Claude Mills, Staff Reporter

FEMALE prostitutes infected with the deadly HIV/AIDS virus are roaming Jamaica's stre-ets, deliberately trying to infect unsuspecting adult males and even schoolboys, who pay for sex.

And there is nothing the law can do about it.

"I know of at least 20 females who have been (HIV/AIDS) patients at Lord's Place at one time who have left because they could not conform to the rules, and they are out there spreading the disease," said Father Raymond de la Cruz of the Missionaries of the Poor, which operates The Lord's Place.

The Lord's Place in central Kingston offers comfort, limited medical assistance and spiritual guidance to persons suffering in the last stages of the killer disease AIDS.

Most of the so-called sexual predators are known cocaine addicts, who the Catholic priest claims freely admit that they are unconcerned about the consequences of their actions.

"These women are angry at the world, they don't care that they are passing on AIDS," Father de la Cruz added. "They aren't even worried that they have the disease...They don't even feel the sex, it's just a function."

Father de la Cruz admitted that he knew of a particular prostitute who practised her trade with curious schoolboys anxious to gain their first sexual experience.

"I told her that she was going to hell...," he said. "She said she didn't care."

Despite the horror of the prostitutes' acts, there are no laws which will punish them for the deliberate act of cruelty.

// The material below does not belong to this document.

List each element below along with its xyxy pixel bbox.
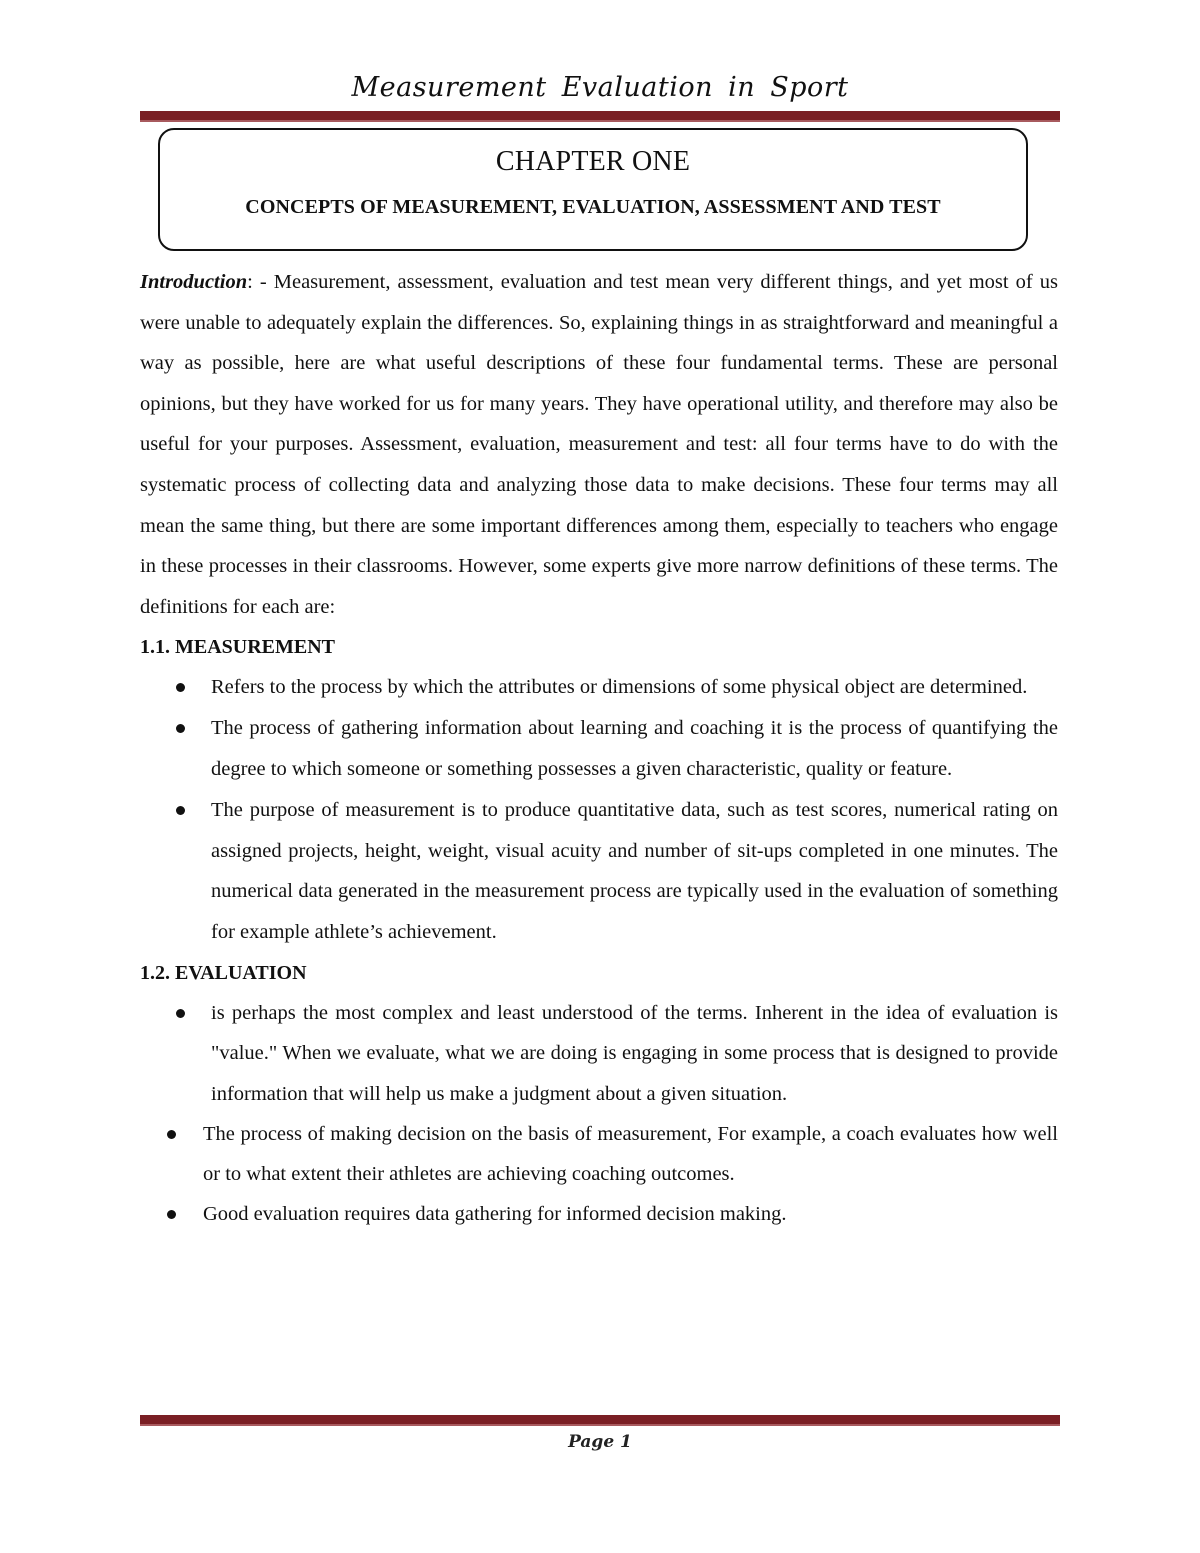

According to Paula Llewellyn, acting senior deputy Director of Public Prosecutions, "Jamaica has yet to promulgate any law which deals expressly with criminalizing HIV/AIDS endangerment which would incorporate wilful infection and donation of blood, while knowing that one is so infected.

"Recourse can only be had by prosecuting individuals for offences against the person."

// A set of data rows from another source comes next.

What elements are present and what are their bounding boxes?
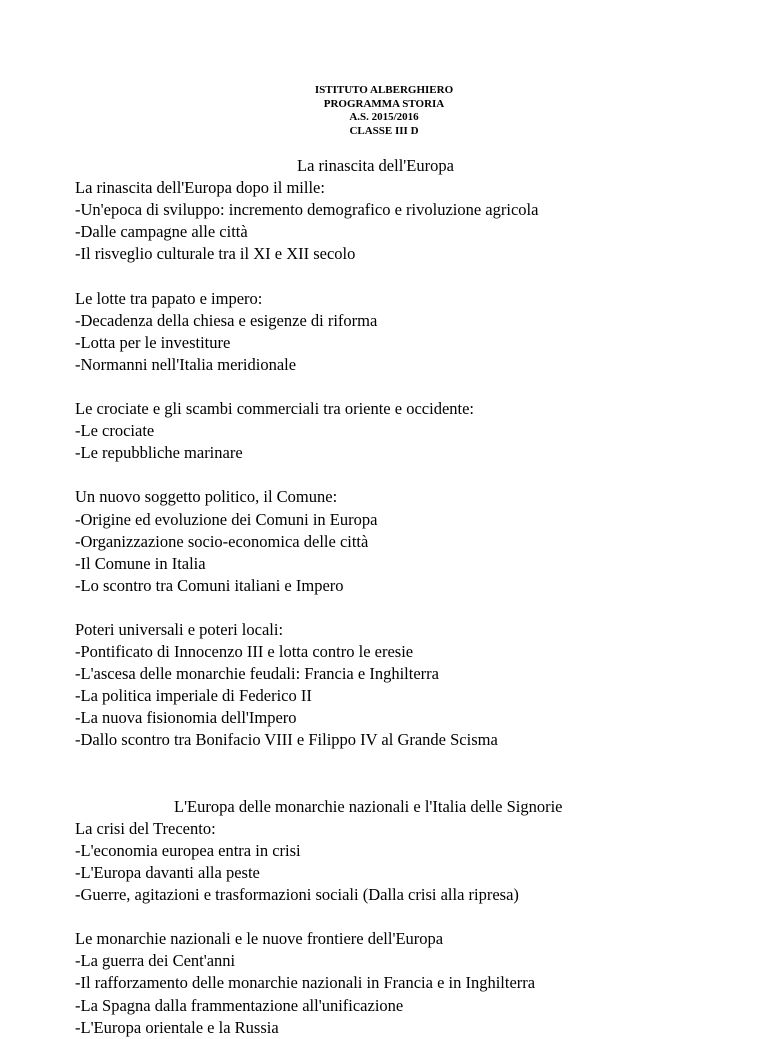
list-item: -La guerra dei Cent'anni: [75, 951, 236, 971]
section-title: La rinascita dell'Europa: [297, 156, 454, 175]
topic-block: [75, 177, 745, 265]
list-item: -L'Europa davanti alla peste: [75, 863, 260, 882]
topic-block: [75, 619, 745, 752]
topic-heading: La rinascita dell'Europa dopo il mille:: [75, 178, 325, 198]
list-item: -Le crociate: [75, 421, 155, 441]
section-title: L'Europa delle monarchie nazionali e l'Italia delle Signorie: [174, 796, 563, 816]
list-item: -Il rafforzamento delle monarchie nazionali in Francia e in Inghilterra: [75, 973, 536, 993]
topic-block: [75, 288, 745, 376]
list-item: -Il risveglio culturale tra il XI e XII secolo: [75, 244, 356, 264]
topic-heading: Le lotte tra papato e impero:: [75, 288, 263, 308]
header-line-class: CLASSE III D: [349, 124, 419, 137]
list-item: -Organizzazione socio-economica delle città: [75, 531, 369, 551]
header-line-school-year: A.S. 2015/2016: [349, 111, 419, 123]
list-item: -Lo scontro tra Comuni italiani e Impero: [75, 575, 344, 595]
list-item: -La nuova fisionomia dell'Impero: [75, 708, 297, 728]
list-item: -Origine ed evoluzione dei Comuni in Europa: [75, 509, 378, 529]
topic-heading: La crisi del Trecento:: [75, 818, 216, 838]
header-line-subject: PROGRAMMA STORIA: [323, 97, 445, 110]
list-item: -Pontificato di Innocenzo III e lotta contro le eresie: [75, 642, 414, 662]
list-item: -Guerre, agitazioni e trasformazioni sociali (Dalla crisi alla ripresa): [75, 885, 519, 905]
list-item: -La Spagna dalla frammentazione all'unificazione: [75, 995, 404, 1015]
topic-block: [75, 398, 745, 464]
list-item: -Decadenza della chiesa e esigenze di riforma: [75, 310, 378, 330]
list-item: -Lotta per le investiture: [75, 332, 231, 352]
header-line-school: ISTITUTO ALBERGHIERO: [314, 84, 454, 96]
topic-block: [75, 818, 745, 906]
list-item: -Il Comune in Italia: [75, 553, 206, 573]
list-item: -L'ascesa delle monarchie feudali: Francia e Inghilterra: [75, 664, 439, 684]
list-item: -Normanni nell'Italia meridionale: [75, 354, 297, 374]
list-item: -L'Europa orientale e la Russia: [75, 1017, 279, 1037]
topic-block: [75, 486, 745, 596]
list-item: -Dalle campagne alle città: [75, 222, 248, 242]
list-item: -Dallo scontro tra Bonifacio VIII e Filippo IV al Grande Scisma: [75, 730, 498, 750]
list-item: -Un'epoca di sviluppo: incremento demografico e rivoluzione agricola: [75, 200, 539, 220]
document-header: [0, 84, 768, 138]
list-item: -La politica imperiale di Federico II: [75, 686, 312, 706]
list-item: -L'economia europea entra in crisi: [75, 840, 301, 860]
program-content: [75, 155, 745, 1039]
topic-heading: Poteri universali e poteri locali:: [75, 619, 284, 639]
topic-heading: Le monarchie nazionali e le nuove frontiere dell'Europa: [75, 929, 444, 949]
topic-heading: Un nuovo soggetto politico, il Comune:: [75, 487, 338, 507]
list-item: -Le repubbliche marinare: [75, 443, 243, 463]
topic-block: [75, 928, 745, 1038]
topic-heading: Le crociate e gli scambi commerciali tra oriente e occidente:: [75, 399, 475, 419]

According to Father de la Cruz, these cocaine addicts disguise themselves in dancehall wigs and make-up, plying their trade in filthy, dilapidated buildings primarily in the heart of Kingston.

"These poor men do not even suspect that these women have AIDS because it's dark," he explained.

The market area and dilapidated buildings on Hanover Street are popular locations for the infected prostitutes, he added, and some have gone to the nearby fishing villages.

"I know of five or six fishermen who have contracted AIDS and died," Father de la Cruz said. "They say they got the disease by having sex with these prostitutes on their boats. We don't know if they go uptown as well."

Meanwhile, law enforcers remain largely ignorant of the actions of the prostitutes and the potential health risks involved. When contacted last week, Superintendent Artice Brown-Getton, of the police's Rape Investigative Unit, urged Father de la Cruz to tell the police what he knows.

"The Father should discharge his honourable and moral duty and ensure that the authorities know about it," she said.